This evening, EOS Dublin was working with the Scholar testnet to get online with their DAWN v3 testnet. A seemingly innocuous run to standup another test net, nothing we haven’t done before. Yet still I hit some minor bumps in the road. Luckily they were embarrassingly obvious so the fix was trivial.
Well, how about it? Here’s an extract of the config I was working with that wasn’t, well, working.
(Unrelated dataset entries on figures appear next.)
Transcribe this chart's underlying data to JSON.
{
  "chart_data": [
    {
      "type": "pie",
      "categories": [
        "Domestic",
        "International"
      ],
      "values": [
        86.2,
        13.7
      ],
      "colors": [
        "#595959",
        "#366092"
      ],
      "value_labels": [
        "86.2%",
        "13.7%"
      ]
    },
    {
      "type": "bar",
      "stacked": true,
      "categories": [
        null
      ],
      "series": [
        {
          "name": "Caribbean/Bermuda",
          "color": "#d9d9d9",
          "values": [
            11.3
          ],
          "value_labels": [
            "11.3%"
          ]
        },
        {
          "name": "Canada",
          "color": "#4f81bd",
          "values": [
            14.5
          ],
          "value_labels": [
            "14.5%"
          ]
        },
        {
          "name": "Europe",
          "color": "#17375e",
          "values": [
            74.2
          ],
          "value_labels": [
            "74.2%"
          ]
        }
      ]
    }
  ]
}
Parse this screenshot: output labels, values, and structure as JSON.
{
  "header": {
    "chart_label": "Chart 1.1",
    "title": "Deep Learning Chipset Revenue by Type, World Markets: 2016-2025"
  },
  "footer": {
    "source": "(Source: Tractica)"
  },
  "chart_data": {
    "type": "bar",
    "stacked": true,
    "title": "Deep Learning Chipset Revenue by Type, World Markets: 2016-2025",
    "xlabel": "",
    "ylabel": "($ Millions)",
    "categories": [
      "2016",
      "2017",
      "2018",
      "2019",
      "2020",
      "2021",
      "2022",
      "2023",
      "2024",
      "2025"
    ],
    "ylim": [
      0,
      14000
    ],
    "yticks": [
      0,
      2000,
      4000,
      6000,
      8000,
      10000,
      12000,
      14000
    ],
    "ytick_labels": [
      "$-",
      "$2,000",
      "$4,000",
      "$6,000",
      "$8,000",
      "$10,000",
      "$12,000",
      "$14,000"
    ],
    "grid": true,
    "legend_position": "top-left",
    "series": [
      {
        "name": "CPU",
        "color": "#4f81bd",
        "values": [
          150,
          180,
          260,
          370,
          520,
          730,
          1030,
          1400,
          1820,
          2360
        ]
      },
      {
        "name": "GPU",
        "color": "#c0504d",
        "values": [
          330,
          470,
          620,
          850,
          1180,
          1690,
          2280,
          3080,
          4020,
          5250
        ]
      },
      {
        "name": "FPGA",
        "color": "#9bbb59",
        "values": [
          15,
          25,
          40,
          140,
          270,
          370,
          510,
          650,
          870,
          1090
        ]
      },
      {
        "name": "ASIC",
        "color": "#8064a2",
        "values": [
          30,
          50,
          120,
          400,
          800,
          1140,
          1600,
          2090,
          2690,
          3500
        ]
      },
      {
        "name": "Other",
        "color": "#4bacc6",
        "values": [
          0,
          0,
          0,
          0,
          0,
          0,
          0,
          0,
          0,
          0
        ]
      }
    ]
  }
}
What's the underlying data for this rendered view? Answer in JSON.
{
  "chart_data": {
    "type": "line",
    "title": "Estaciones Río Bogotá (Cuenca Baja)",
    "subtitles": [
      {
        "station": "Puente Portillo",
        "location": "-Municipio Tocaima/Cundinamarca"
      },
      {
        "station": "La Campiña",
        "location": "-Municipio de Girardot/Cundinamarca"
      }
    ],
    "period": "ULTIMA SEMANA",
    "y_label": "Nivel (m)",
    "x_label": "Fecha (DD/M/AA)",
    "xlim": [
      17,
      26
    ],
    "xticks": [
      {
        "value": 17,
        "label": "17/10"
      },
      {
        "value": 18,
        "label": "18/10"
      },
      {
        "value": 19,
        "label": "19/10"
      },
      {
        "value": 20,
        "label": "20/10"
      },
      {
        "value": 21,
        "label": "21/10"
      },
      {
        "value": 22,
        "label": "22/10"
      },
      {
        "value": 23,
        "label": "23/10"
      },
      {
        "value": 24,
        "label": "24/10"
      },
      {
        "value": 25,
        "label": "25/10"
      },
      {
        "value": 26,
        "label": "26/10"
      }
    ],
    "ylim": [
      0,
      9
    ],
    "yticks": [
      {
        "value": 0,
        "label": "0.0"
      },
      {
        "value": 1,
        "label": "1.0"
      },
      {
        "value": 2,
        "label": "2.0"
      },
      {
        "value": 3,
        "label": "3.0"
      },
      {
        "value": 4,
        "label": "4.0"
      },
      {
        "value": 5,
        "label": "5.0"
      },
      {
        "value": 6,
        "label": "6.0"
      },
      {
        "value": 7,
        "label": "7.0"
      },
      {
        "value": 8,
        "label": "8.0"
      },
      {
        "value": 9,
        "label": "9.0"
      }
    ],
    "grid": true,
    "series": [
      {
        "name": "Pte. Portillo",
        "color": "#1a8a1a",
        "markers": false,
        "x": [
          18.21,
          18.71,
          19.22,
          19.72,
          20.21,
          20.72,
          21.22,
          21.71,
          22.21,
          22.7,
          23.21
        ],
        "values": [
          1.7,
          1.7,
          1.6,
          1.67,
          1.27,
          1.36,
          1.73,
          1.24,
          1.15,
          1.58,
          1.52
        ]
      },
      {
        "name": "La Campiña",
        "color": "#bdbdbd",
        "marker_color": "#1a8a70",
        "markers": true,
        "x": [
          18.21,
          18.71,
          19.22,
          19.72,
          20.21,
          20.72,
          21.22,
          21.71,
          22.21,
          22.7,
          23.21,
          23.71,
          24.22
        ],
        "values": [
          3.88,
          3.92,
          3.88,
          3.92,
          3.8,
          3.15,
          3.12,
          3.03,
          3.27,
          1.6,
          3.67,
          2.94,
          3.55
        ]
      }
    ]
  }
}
Can you spot the three erroneous lines?
get-transactions-time-limit = 3
genesis-json = “genesis.json”
block-log-dir = “blocks”
max-reversible-block-time = -1
max-pending-transaction-time = -1
http-server-address = 127.0.0.1:8888
access-control-allow-origin = *
access-control-allow-headers = Content-Type
access-control-allow-credentials = true
p2p-listen-endpoint = 127.0.0.1:9876
agent-name = “eos.dublin”
allowed-connection = any
log-level-net-plugin = info
max-clients = 25
connection-cleanup-period = 30
network-version-match = 0
sync-fetch-span = 10000
enable-stale-production = false
required-participation = 33
producer-name = REPLACE
private-key = [“<REPLACE>”, “<REPLACE>”]
plugin = eosio::producer_plugin
plugin = eosio::chain_api_plugin
plugin = eosio::http_plugin
plugin = eosio::net_api_plugin
plugin = eosio::account_history_plugin
plugin = eosio::account_history_api_plugin
Two of them should be pretty obvious. Those big ‘REPLACE’ strings clearly need to be filled with their proper values!
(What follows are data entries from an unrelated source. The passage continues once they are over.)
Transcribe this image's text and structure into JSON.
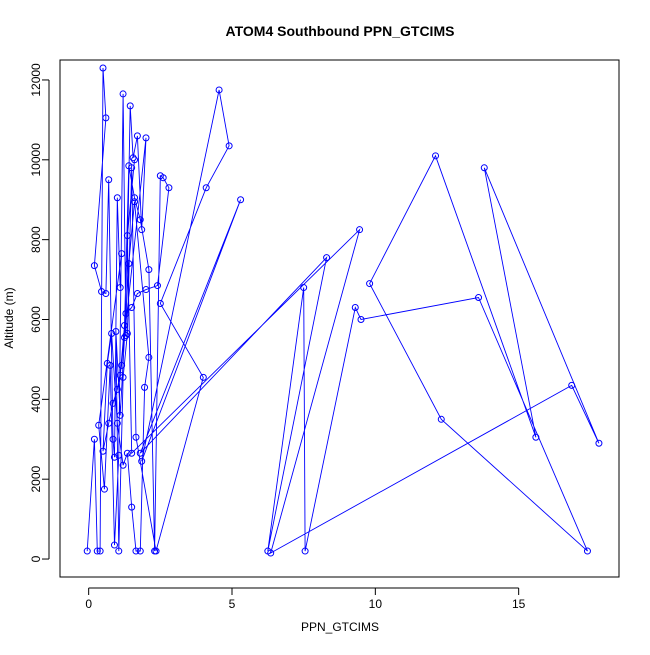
{
  "chart_data": {
    "type": "line",
    "title": "ATOM4 Southbound PPN_GTCIMS",
    "xlabel": "PPN_GTCIMS",
    "ylabel": "Altitude (m)",
    "xlim": [
      -1,
      18.5
    ],
    "ylim": [
      -450,
      12500
    ],
    "x_ticks": [
      0,
      5,
      10,
      15
    ],
    "y_ticks": [
      0,
      2000,
      4000,
      6000,
      8000,
      10000,
      12000
    ],
    "grid": false,
    "legend": "none",
    "series": [
      {
        "color": "#0000FF",
        "marker": "open-circle",
        "x": [
          -0.05,
          0.2,
          0.3,
          0.4,
          0.5,
          0.6,
          0.2,
          0.45,
          0.6,
          0.7,
          0.85,
          0.9,
          1.0,
          1.1,
          1.15,
          0.35,
          0.55,
          0.75,
          0.9,
          1.05,
          1.2,
          1.3,
          1.45,
          1.55,
          1.7,
          1.85,
          2.0,
          1.1,
          1.25,
          1.4,
          1.6,
          1.8,
          2.1,
          2.3,
          2.5,
          2.6,
          2.8,
          2.4,
          2.0,
          1.7,
          1.5,
          1.3,
          1.15,
          1.0,
          0.85,
          0.7,
          0.5,
          0.65,
          0.8,
          1.0,
          1.2,
          1.35,
          1.5,
          1.65,
          1.8,
          1.95,
          2.1,
          1.6,
          1.4,
          1.25,
          1.1,
          0.95,
          1.05,
          1.2,
          1.35,
          1.5,
          1.65,
          2.35,
          4.0,
          2.5,
          4.1,
          4.9,
          4.55,
          1.85,
          5.3,
          1.8,
          8.3,
          6.25,
          7.5,
          7.55,
          9.3,
          9.5,
          13.6,
          17.4,
          12.3,
          9.8,
          12.1,
          15.6,
          13.8,
          17.8,
          16.85,
          6.35,
          9.45,
          1.5,
          1.35,
          1.6
        ],
        "y": [
          200,
          3000,
          200,
          200,
          12300,
          11050,
          7350,
          6700,
          6650,
          9500,
          3000,
          2550,
          9050,
          6800,
          7650,
          3350,
          1750,
          4850,
          350,
          2600,
          11650,
          5600,
          11350,
          10050,
          10600,
          8250,
          10550,
          4600,
          5850,
          9850,
          9050,
          8500,
          7250,
          200,
          9600,
          9550,
          9300,
          6850,
          6750,
          6650,
          6300,
          6150,
          4850,
          4250,
          3900,
          3400,
          2700,
          4900,
          5650,
          3400,
          2350,
          2650,
          1300,
          200,
          200,
          4300,
          5050,
          8950,
          7400,
          5550,
          3600,
          5700,
          200,
          4550,
          5650,
          9800,
          3050,
          200,
          4550,
          6400,
          9300,
          10350,
          11750,
          2450,
          9000,
          2650,
          7550,
          200,
          6800,
          200,
          6300,
          6000,
          6550,
          200,
          3500,
          6900,
          10100,
          3050,
          9800,
          2900,
          4350,
          150,
          8250,
          2650,
          8100,
          10000
        ]
      }
    ]
  }
}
Then the third issue reared its ugly head. If you haven’t spotted it yet, here’s a clue
The last issue can be a little tricky if you don’t know the rest of the setup. For the P2P connectivity, I’m not forwarding any traffic, relying on the nodeos plugin to handle that for me. Based on that knowledge, notice this line:
p2p-listen-endpoint = 127.0.0.1:9876
I’m telling the EOS networking plugin to serve on the local loopback interface 127.0.0.1. Without configuring a route from the outside world to that interface, no traffic will flow! Whoops, I must’ve changed this thinking I was changing the HTTP server address. Switching over to 0.0.0.0 ensures that the plugin will listen on all available interfaces.
Boom! There we go.
What’s the takeaway here? A single configuration issue can trip you up and cost you big time by taking your node offline. Configuration is a key element to your setup and should be treated accordingly. Automate what you can and keep your configuration files in version control! What did I do wrong? I copied the file from a default config, edited it in haste and didn’t check the results. Tut tut.